Being part of CTWUG we are alway on the lookout for new services to run on our network that could prove usefull to the users of the CTWUG network.
The latest idea we got was to provide users with a local copy of the Wikipedia website, this would enable CTWUG users to view wikipedia content at local network speeds without having an internet connection.
After extensive research I came across this nice tutorial on how to run your own copy of Wikipedia from a database dump of the real Wikipedia website. Who whould have thought that Wikipedia would offer a montly database dump of their Website for users to download, good news is that they do.
I’ll provide the steps for you to follow to set up your own Wikipedia mirror, please note basic knowledge of linux, bash, apache and mysql is required. The steps is for installing the mirror on a Ubuntu machine.
So here is the steps for setting up your own Wikipedia mirror from their database dump.
- Install LAMP: Linux Apache MySQL PHP
apt-get update
apt-get install apache2 php5 libapache2-mod-php5 mysql-server mysql-client php5-mysql phpmyadmin
- Setup MySQL: You need to set your mysql root password
$ mysql
mysql> USE mysql;
mysql> UPDATE user SET Password=PASSWORD(’new-password’) WHERE user=’root’;
mysql> FLUSH PRIVILEGES;
You also need to create a database for your incoming Wikipedia. Go to http://localhost/ and click on phpmyadmin. Log in using your new root password. Under Create new database, enter wikidb and click Create. On the new page, click on Privileges, add the new user wikiuser and click check all, then Go.
- Download the MediaWiki software: This is the software wikipedia is running on. Go to the MediaWiki download page. On the right, download the .tar.gz file.
wget http://download.wikimedia.org/mediawiki/1.15/mediawiki-1.15.1.tar.gz
Decompress it and move it to /var/www/
tar xf mediawiki-1.15.1.tar.gz
mv mediawiki-1.15.1.tar.gz wikipedia
sudo mv wikipedia /var/www/
I am installing it under the directory wikipedia.

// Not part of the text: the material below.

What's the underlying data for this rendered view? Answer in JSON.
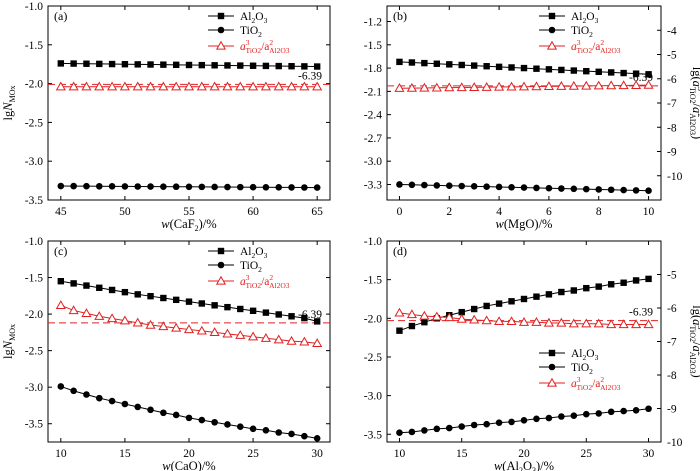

Change the file permissions of the config directory
cd /var/www/wikipedia/
chmod a+x config/
Now navigate to http://localhost/wikipedia/ From here, the only things you need to put in are
- Site name (I chose WikiMirror)
- WikiSysop’s password (The administrator password)
- DB password
Now you need to move LocalSettings.php out of config.
mv config/LocalSettings.php
Now you can go to http://localhost/wikipedia/ and you should see your virgin MediaWiki install!
- Get Wikipedia’s database dumpYou can get the latest version of Wikipedia’s database dump by subscribing to http://download.wikimedia.org/enwiki/latest/enwiki-latest-pages-articles.xml.bz2-rss.xml the latest file I got was http://download.wikimedia.org/enwiki/20091009/enwiki-20091009-pages-articles.xml.bz2
wget http://download.wikimedia.org/enwiki/20091009/enwiki-20091009-pages-articles.xml.bz2
The file is 5.2GB so it should take a while to download.
After downloading decompress the file
tar xf enwiki-20091009-pages-articles.xml.bz2
The uncompressed size is almost 20 GB so be sure you have enough disk space available.
Now for the lenghty part of the process, you need to import the file into your mysql database.
Download mwimport.sh and save it and run it like this
cat enwiki-<date>.xml | mwimport | mysql -f -u <admin name> -p <database name>
This process should take a few hours to complete, from 7-12 hours depending on your HDD speed and processor.
That should be all, if all went well your will have a complete working copy of wikipedia on your local machine. CTWUG members can look forward to this service very soon.